任務の帰りにたまたま見つけた青々とした草原を、休憩がてらに行きたい、と言い出したのはオイラだった。
いつもなら冷たく『帰って傀儡の手入れをさせろ』と鋭く睨まれ咎められるのだが、今日は珍しく了承してくれた。
了承を貰い、早速草原に足を踏み入れたオイラは青々とした草の上に寝転ぶ。
後ろから旦那、正確にはヒルコもついてくる気配があったが構わず空を見上げた。
『綺麗だな、うん』
空の蒼さに目を細め、口角が自然と上がる。
最近は人柱力の情報集めしか任務は回ってこず、自分の芸術を披露する機会が無かった為鬱憤が溜まりに溜まっていたのだ。
暫くぼぅっと空を見上げる。
暁に入ってから空を見ることはほとんど無かったせいか、空の蒼さに圧巻された。
『綺麗だな』
ふ、と頭上から掛かる声。
いつもの低くくぐもった声ではなく落ち着いた声がデイダラにかかった為、僅かに目を見開いた。

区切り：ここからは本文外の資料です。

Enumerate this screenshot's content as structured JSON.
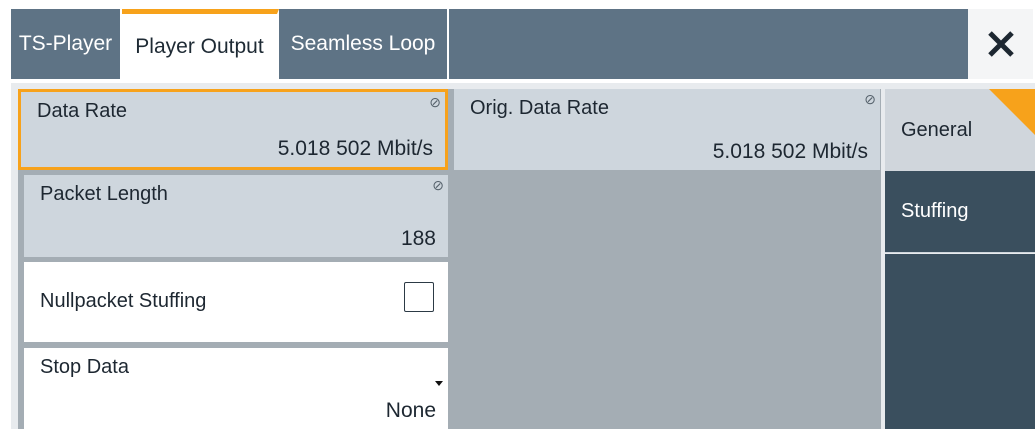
{
  "tabs": {
    "ts_player": "TS-Player",
    "player_output": "Player Output",
    "seamless_loop": "Seamless Loop"
  },
  "fields": {
    "data_rate": {
      "label": "Data Rate",
      "value": "5.018 502 Mbit/s"
    },
    "orig_data_rate": {
      "label": "Orig. Data Rate",
      "value": "5.018 502 Mbit/s"
    },
    "packet_length": {
      "label": "Packet Length",
      "value": "188"
    },
    "nullpacket_stuffing": {
      "label": "Nullpacket Stuffing",
      "checked": false
    },
    "stop_data": {
      "label": "Stop Data",
      "value": "None"
    }
  },
  "side_tabs": {
    "general": "General",
    "stuffing": "Stuffing"
  },
  "colors": {
    "accent": "#f7a21b",
    "tabbar": "#5e7385",
    "sidetab_dark": "#3a4f5e"
  },
  "icons": {
    "close": "close-icon",
    "lock": "read-only-icon",
    "dropdown": "dropdown-arrow-icon"
  }
}
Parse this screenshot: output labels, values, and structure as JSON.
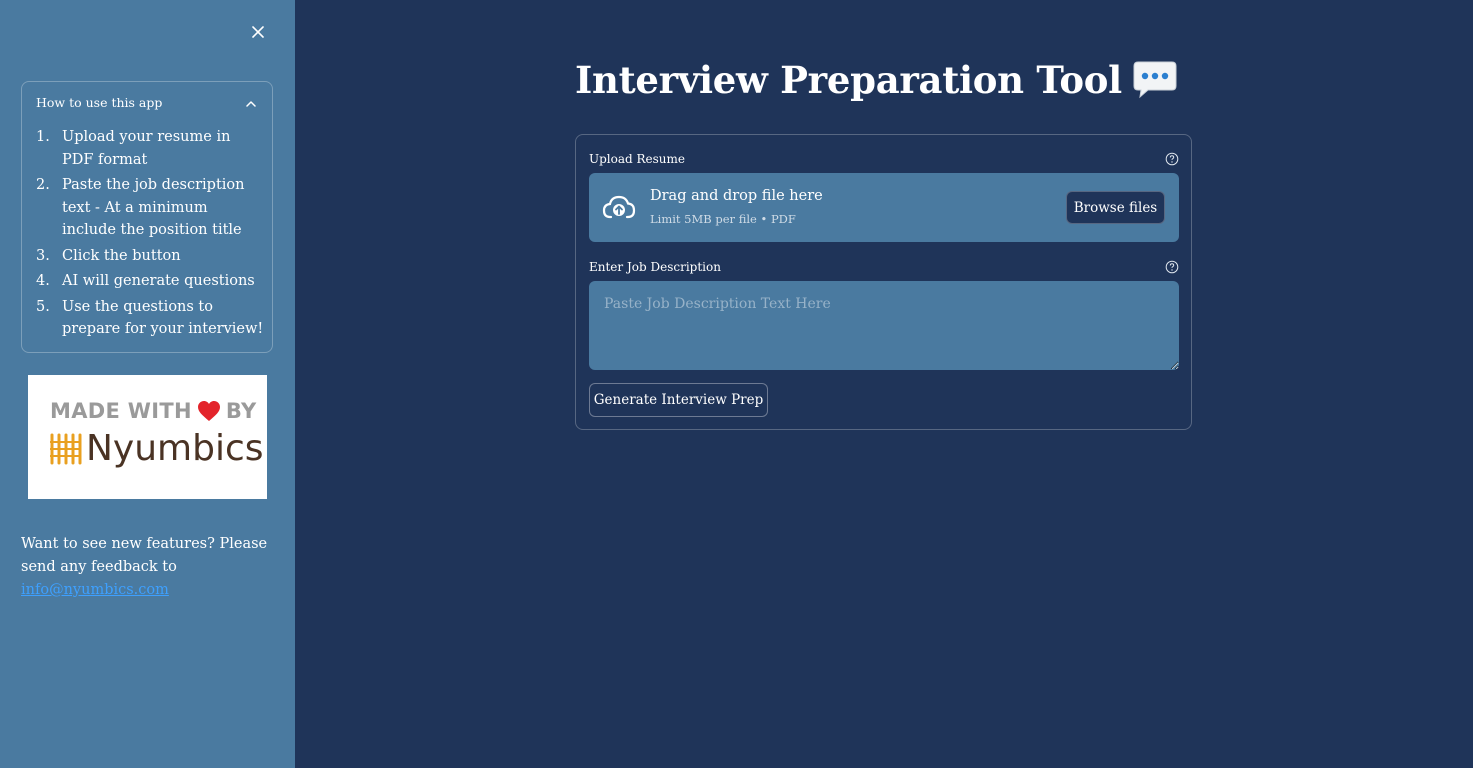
{
  "colors": {
    "background": "#1f3459",
    "sidebar": "#4a7aa0",
    "link": "#3ea0ff",
    "brand_mark": "#e9a020",
    "brand_text": "#4a3324",
    "heart": "#e3242b"
  },
  "sidebar": {
    "close_icon": "close-icon",
    "expander": {
      "title": "How to use this app",
      "icon": "chevron-up-icon",
      "steps": [
        {
          "num": "1.",
          "text": "Upload your resume in PDF format"
        },
        {
          "num": "2.",
          "text": "Paste the job description text - At a minimum include the position title"
        },
        {
          "num": "3.",
          "text": "Click the button"
        },
        {
          "num": "4.",
          "text": "AI will generate questions"
        },
        {
          "num": "5.",
          "text": "Use the questions to prepare for your interview!"
        }
      ]
    },
    "logo": {
      "made_with": "MADE WITH",
      "by": "BY",
      "brand": "Nyumbics"
    },
    "feedback": {
      "text": "Want to see new features? Please send any feedback to ",
      "email": "info@nyumbics.com"
    }
  },
  "main": {
    "title": "Interview Preparation Tool",
    "title_icon": "speech-bubble-icon",
    "upload": {
      "label": "Upload Resume",
      "drop_text": "Drag and drop file here",
      "limit_text": "Limit 5MB per file • PDF",
      "browse_label": "Browse files"
    },
    "job_description": {
      "label": "Enter Job Description",
      "placeholder": "Paste Job Description Text Here",
      "value": ""
    },
    "generate_label": "Generate Interview Prep"
  }
}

そして寝転んだまま首を横にすると紅い髪と白く精悍な横顔が見えた。
『珍しいな、あんたが本体なんてよ、うん』
紅い髪が風に舞い、綺麗だと素直に思った。
『たまには風に当たりたい時もあんだよ』
視線をそのままにヒルコから出た旦那は言葉を紡ぐ。
感覚を亡くした人形である旦那が果たして風を感じる事が出来るのかは疑問だが、余計な事は言わない事にした。
その会話を最後に、沈黙が訪れた。
ざぁ、と草花がなびく音が時折耳に届く。
『旦那』
『あ?』
『居なくなるなよ、うん』
オイラの唐突な言葉に、旦那は一瞬間を置いて鼻で笑った
『俺の芸術理論はてめぇが一番良く知ってるだろ。』
旦那は馬鹿にしたような口調でオイラに言う。
たしかに、旦那とツーマンセルを組んで、もう10年だ
『あぁ、知ってるぜ、うん。自信識過剰な弱点があることもよ』
悪態を含ませて返せば予想通りに眉間に皺が寄った。
旦那はオイラの事を子供だ、とか餓鬼だ、なんて言うが旦那も大概だと思う。
要はどっちもどっちだ。
『てめぇこそ雷遁使われたら使えねぇ粘土遊びのくせして』
これまた予想通りの悪態返しにカチンときかけたが、折角の空と草原だ。
オイラは唸っただけで特に反論はしなかった。
そこからはいつもと変わらない沈黙。
旦那と長々と話す事はお互いの芸術論を語り合う時ぐらいだ
オイラはふ、と昔を思い出し、旦那の視界に入るよう左の小指を立てると旦那は僅かに眉間に皺を寄せ、怪訝な表情を見せた。
『…何のつもりだ』
『ほら、旦那は知らねぇか?指切りげんまん』
なんとなく、
本当になんとなく、に思い出した行動だった
里にいた頃、何かしら約束をするたび【指切りげんまん】をしていたのだ。
学校が終わった放課後に遊ぶ約束にしろ、悪さをしてジジイに叱られもうしない、と約束した時にも
だから何だ、と言いたげな冷徹な視線を受けながら
オイラは小指を立て揺らす。
『居なくならない、約束』
『は?』
ほら、約束しろよ、うん。と言えば旦那は腑に落ちない表情で小指を立てた。
微かにカチャリ、と言った旦那の腕は無視した
『ゆーびきーりげーんまん』
オイラの小指と旦那の小指が絡む。
オイラだけが体温を持っているハズなのに
絡む小指からは二人分の熱を感じた気がした。
【嘘ついたら】
『はーりせーんぼーんのーます』
『俺は別にどうにもならないが、お前は針千本飲めないだろ』
今まで黙々と小指を揺らしていた旦那がふ、と言葉を紡ぐ。
全くこのオヤジはどうして何でも本気でやろうとするのか
『なんでそう現実的なんだよ、気持ちだろ、気持ち、うん』
オイラはため息をついて歌の文句を続ける。
旦那は何かを思い出しているのか、オイラと絡む小指をじぃ、と見詰めていた。微動だにしない旦那を見ていると、本気で人形の様で若干恐かった
歌が終わり、指はほどける。
これで、約束は交わされたのだ
『約束だぜ、うん』
オイラはそう言って旦那に笑いかけた。
この空の下で約束したのだ
破るつもりも忘れるつもりも毛頭ない
旦那だって、そうだろう?
『――――…あぁ』
珍しく口角の上がる旦那を見てからまた空を見上げる。